12/11 (after the close) update: TSLA continued it’s rally being up almost 6% on the day. The conventional thinking would be that a Calendar spread would be a terrible way to trade such a strong up-trending stock. Clearly that’s not the case as my open profit on the position is now $9,145 with plenty of room to add additional profits!

12/13 Update: Time marches on so the positive Theta from the $TSLA Call Calendar continues to add profits to the position. The open profit is over $10,000 and I’m now risking $4,250 ($10,000 open profit-$5,570 minimum profit) to potentially make up to another $10,000. I’ll hold the position over the weekend and carry it into expiry week.

12/14 Weekend Update: Just a quick review of the original 2 trades that initiated the position as a 385 Call Calendar. Below is the risk profile of just that position. It’s showing as if I hadn’t made any of those rolling trades to keep re-positioning the peak of the Calendar higher in price. My current open profit is over $10,000 however, if I hadn’t rolled the position up, my open profit would be just $1,604 and my bullish trade would actually be bearish. Quite a difference!

12/16 Update: And 1 more roll-up while taking half the size of the position off. It was a 20 lot before the prior trade and that trade took it down to a 10-lot and now today’s trade took it down to a 5 lot and rolled the strike up again. Just trying to squeeze every last drop of profit out of this trade without exposing the position to excessive risk if TSLA makes a big move up or down over the next 4 days. Here are all my fills including today’s trade.

And here is what the current risk profile of the trade looks like. The position’s open profit is now $11,400. It’s the gift that just keeps on giving during this holiday season!

12/17 Update: Sold 3 of the 5 remaining Calendars and brought in another $1,950.

Total profit is now $11,645

12/20 Update: Closed out the final 2-lots of the position for a total credit of $1,274. That brings the total profit in the Rolling Calendar Spread to $12,919.

The number 1 reason, in my opinion, why traders lose money on a multiple Calendar strategy is that they don’t take any money off the table. They keep adding more Calendars and more cost to their basis and eventually the cost exceeds the maximum potential profit! Consider the concept of using a Calendar as a directional trade where profits are taken incrementally as time progresses and rolling the strikes further OTM if price continues to trend in the expected direction. Don’t wait until expiry trying to achieve that maximum profit. Consider initiating a single OTM Call Calendar and, if the price of the underlying moves higher, then consider exiting that Calendar at a profit and adding a new OTM Call Calendar if the chart still appears to be bullish.
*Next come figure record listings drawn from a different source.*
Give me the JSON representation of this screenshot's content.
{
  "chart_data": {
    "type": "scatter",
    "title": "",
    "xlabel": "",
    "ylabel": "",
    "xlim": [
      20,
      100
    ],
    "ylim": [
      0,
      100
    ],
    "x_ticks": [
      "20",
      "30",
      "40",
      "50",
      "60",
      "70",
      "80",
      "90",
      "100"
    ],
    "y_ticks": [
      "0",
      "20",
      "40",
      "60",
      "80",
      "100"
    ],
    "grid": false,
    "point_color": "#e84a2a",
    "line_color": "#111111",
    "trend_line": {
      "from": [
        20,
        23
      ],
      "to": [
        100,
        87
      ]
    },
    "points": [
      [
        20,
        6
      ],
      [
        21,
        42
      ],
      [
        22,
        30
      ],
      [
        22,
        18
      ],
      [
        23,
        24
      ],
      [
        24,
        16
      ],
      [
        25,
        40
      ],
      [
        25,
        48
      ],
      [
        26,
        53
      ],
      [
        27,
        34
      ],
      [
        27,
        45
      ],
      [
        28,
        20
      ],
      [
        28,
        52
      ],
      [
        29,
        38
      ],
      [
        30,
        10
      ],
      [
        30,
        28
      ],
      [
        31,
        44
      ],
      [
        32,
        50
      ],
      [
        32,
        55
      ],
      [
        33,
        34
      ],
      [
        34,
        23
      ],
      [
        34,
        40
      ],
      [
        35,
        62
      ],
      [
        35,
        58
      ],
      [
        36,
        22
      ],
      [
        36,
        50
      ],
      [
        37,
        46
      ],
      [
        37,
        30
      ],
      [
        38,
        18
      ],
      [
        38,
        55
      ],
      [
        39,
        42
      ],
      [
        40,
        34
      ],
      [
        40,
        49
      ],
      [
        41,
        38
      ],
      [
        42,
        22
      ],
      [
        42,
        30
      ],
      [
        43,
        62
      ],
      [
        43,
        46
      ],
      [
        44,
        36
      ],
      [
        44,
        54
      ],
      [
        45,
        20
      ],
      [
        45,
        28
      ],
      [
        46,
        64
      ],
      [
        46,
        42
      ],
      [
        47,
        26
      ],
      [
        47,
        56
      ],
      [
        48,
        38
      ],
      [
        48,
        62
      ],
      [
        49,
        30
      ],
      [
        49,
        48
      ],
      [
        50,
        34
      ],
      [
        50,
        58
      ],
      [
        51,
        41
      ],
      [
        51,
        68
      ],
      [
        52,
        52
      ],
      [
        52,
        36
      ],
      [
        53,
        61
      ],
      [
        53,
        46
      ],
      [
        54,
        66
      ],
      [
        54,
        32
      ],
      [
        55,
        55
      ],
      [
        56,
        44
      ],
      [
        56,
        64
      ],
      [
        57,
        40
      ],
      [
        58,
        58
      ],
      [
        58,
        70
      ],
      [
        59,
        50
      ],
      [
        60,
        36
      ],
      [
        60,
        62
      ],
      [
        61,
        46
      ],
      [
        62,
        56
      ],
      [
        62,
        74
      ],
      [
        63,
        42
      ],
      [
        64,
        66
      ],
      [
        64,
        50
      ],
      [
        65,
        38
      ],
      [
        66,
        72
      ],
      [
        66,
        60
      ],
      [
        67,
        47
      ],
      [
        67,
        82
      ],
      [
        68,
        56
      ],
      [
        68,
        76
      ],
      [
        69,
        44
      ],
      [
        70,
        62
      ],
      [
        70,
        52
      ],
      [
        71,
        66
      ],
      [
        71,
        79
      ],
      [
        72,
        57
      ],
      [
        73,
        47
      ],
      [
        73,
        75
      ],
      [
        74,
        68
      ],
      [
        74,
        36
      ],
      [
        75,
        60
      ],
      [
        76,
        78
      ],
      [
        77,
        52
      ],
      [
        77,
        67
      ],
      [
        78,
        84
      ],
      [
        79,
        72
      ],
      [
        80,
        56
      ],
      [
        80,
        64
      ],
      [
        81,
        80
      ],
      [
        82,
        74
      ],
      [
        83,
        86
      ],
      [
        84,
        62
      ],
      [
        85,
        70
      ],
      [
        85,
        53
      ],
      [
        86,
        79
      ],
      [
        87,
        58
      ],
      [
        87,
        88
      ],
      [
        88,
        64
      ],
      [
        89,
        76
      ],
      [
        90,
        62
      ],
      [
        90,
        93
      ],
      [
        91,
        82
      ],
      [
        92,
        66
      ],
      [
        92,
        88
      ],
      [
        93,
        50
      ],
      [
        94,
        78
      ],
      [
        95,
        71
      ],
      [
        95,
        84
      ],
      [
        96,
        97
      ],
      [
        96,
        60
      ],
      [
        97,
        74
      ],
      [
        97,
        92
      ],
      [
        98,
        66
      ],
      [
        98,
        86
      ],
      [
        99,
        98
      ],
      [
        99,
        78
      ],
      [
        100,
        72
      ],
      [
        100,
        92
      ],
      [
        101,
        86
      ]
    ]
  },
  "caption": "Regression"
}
You’ll have reduced your net risk while continuing to carry forward a trade that will generate positive Theta if price continues to rise.

Leave any questions or comments down below!

2 thoughts on “The Rolling Calendar Spread”

  1. Your first Calendar was about a 30 delta with 30 days to expiry. Is that a standard delta and time to take? Also, what about buying a long strike further out in time from the short strike and then rolling the short strikes each week for more premium?

    Reply
    • 30 Delta is a typical level that I trade but I generally try to target a time frame that lines up with my chart analysis. The strategy you mention of buying a longer duration option and selling multiple shorter term options against it over a period of time is a popular way to trade these but the reason I don’t favor that is the high cost at initial trade entry. If price moves against you at the beginning of the trade it’s likely you’ll need to stop out to avoid a large loss. If these positions are ‘cheap’ to buy initially it’s easier to stay with them even if price doesn’t cooperate right away. If price trends higher then the rolling reduces net cost even more or, in some cases, locks in a profit while continuing to benefit from a bullish position.